Editor's choice
22 Apr 17

Greenification via taxation gains popularity

As a consequence of the efforts in progress around the world for globally greening the air we breathe, several Member States in Europe are subtly playing with the tax levers available to them in order to keep (or bring to) a fragile balance between tax revenues and a greener car park.

To achieve the above goal, mainly two paths are being followed; on the one hand a repressive taxation of the most polluting vehicles and on the other hand a policy of granting incentives in respect of ‘green(er)’ vehicles – either with a tax relief or a cash back subsidy upon acquisition or a combination of both.

By ‘green(er)’, we refer to alternative powertrains, for instance alternative fuel vehicles (AFV’s), electric vehicles (EV’s), hybrid electric vehicles (HEV’s), plug-in hybrid electric vehicles (PHEV’s).

In respect of repressive taxation, it is to be noted that a CO2 emission tax based policy is widely used across the European Union, but with some slight variations.

In Romania, Croatia and Cyprus for example, the tax is only levied once upon registration of the car, meaning that the actual further use of the car will not be taxed on the basis of CO2 emissions.

In other Member States such as Denmark, Finland, Germany and Greece for instance, the CO2 emission based tax will be levied on a yearly basis (annual circulation tax) during the entire life cycle of the vehicle.

At the other end, countries like Belgium and the United Kingdom also link the taxation of the use of a company car on the basis of CO2 emissions.

On the incentive side, tax reliefs are granted to alternative powertrains vehicles such as EV’s and in some cases like Ireland also to HEV’s and other AFV’s.

In a nutshell, it is to be noted that (only) 20 Member States apply a CO2 based taxation scheme while incentives for alternative powertrains are available in 21 Member States.

Of all 28 Member States, 16 have both a repressive and an incentive approach. Sadly, still a few have none at all!

Restricted areas

Beside taxation aspects, also other incentives are still being granted to ‘green(er)’ vehicles in respect of access to restricted areas in more and (major) cities in Europe.

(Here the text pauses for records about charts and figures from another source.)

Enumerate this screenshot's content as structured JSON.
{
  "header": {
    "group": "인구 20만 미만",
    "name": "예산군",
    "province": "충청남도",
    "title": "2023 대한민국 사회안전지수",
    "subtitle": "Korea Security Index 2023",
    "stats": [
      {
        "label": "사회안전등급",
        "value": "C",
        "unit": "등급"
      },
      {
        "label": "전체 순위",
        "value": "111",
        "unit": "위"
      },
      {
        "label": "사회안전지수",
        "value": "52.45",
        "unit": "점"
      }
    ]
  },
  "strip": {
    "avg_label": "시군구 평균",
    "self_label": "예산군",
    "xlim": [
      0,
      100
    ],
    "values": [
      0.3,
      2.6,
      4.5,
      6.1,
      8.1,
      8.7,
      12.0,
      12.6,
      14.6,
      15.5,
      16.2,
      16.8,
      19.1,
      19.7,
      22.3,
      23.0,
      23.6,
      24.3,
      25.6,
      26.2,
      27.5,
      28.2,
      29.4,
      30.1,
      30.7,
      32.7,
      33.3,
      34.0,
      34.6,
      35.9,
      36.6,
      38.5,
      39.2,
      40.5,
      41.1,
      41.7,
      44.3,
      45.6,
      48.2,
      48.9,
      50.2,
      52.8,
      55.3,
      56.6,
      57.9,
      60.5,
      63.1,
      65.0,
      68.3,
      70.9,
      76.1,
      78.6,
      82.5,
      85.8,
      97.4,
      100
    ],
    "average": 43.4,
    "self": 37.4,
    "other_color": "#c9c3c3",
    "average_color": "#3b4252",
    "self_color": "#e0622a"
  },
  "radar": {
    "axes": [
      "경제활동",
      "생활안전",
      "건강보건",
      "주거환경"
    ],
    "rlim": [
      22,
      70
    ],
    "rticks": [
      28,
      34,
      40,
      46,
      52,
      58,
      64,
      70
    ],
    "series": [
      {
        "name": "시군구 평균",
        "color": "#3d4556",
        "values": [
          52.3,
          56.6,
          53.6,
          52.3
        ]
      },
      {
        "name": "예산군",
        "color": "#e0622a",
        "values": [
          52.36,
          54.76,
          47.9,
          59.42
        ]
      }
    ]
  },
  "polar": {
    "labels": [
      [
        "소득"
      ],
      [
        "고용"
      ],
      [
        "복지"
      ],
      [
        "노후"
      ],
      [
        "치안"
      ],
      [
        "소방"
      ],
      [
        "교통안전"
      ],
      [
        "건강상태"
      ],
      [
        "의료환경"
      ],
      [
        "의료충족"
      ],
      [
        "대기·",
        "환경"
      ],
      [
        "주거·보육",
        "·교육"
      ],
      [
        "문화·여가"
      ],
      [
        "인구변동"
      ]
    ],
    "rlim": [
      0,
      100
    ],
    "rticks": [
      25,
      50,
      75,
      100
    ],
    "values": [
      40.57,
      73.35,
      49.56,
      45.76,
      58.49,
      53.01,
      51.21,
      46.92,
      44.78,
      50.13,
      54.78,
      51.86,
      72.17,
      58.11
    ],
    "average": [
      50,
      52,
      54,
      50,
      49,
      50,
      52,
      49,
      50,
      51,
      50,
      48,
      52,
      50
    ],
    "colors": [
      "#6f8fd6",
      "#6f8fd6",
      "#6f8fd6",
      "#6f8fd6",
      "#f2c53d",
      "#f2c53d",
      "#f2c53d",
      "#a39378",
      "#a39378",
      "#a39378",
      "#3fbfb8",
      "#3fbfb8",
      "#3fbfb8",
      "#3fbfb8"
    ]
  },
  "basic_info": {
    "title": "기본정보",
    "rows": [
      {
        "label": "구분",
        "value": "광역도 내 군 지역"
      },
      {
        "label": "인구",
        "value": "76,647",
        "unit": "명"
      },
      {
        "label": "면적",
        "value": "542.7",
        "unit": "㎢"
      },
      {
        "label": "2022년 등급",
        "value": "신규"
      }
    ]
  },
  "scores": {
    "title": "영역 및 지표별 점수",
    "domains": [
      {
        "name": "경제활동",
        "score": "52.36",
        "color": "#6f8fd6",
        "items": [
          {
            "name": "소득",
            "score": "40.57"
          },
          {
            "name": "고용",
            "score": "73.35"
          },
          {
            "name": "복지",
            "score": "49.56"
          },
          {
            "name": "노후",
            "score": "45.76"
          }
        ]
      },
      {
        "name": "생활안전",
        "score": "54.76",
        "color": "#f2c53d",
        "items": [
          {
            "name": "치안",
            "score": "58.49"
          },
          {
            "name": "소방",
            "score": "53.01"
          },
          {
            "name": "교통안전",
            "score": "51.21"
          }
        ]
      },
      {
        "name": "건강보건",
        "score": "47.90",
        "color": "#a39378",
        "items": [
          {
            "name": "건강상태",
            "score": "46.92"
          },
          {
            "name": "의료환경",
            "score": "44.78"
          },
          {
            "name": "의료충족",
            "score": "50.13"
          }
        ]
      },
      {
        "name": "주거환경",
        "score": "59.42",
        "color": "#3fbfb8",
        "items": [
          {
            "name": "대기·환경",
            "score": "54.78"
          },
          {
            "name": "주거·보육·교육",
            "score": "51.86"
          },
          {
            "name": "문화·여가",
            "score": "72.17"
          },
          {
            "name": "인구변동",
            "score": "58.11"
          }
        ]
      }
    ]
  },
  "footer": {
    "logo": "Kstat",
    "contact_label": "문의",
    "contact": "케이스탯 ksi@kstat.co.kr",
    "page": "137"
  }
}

In e.g. Paris motorists will now, as from 16 January 2017 also need to display a “clean sticker” so police will be able to quickly see to what category (of which 6 exist) a vehicle belongs. The stickers will indicate the age of the vehicle, its engine and cleanliness on a scale of one to six.

In Antwerp, Belgium, also a low emission zone will be introduced on 1 February 2017, whereby (in principle all) vehicles will be banned from the city center (for diesel passenger cars this means that they will at least need to meet the Euro 3 norm, in which case they will need a particles filter). Compliance will be monitored via smart cameras and fines of 125.00 EUR per infraction will be imposed (as from 2018 these fines will be increased up-to 350.00 EUR per infraction in case of repeated offenses). Antwerp is the first city in Flanders to implement such system and it will most likely not be the last.

The future looks green(er)

The above clearly shows that more and more countries consider the greenification of their vehicle park as an integral part of their fight against climate change.

This is further being strengthened by announcement such as in the Netherlands, where it was stated that all cars sold will need to be “green” by 2035.

Another example of this is that the already mentioned measure in France forms part of the plan of the current mayor of Paris, Anne Hidalgo, to combat pollution in her city (and elsewhere in France). In this framework she also already declared that she wanted the capital of France to be free of diesel vehicles by 2020 and the whole of France even by 2025.

Although the intentions are good, it remains to be seen whether the currently (some say “artificially”) subsidized vehicles are actually green(er) than their traditional counterparts. The “cradle to grave” approach towards EV’s was already mentioned in previous publications, but more importantly we also see that e.g. big hybrid SUV’s get all sorts of tax benefits to make them more attractive for their audience.

However, in practice these vehicles are then often mainly driven using petrol, because their drivers do not want to be bothered with the hassle of charging it correctly.

In addition, as vehicle taxation has and will always form a vital source of government revenue, it is to be expected that as soon as the car fleet has become green(er)… some other form of taxation will be introduced, in order to keep the budgets balanced.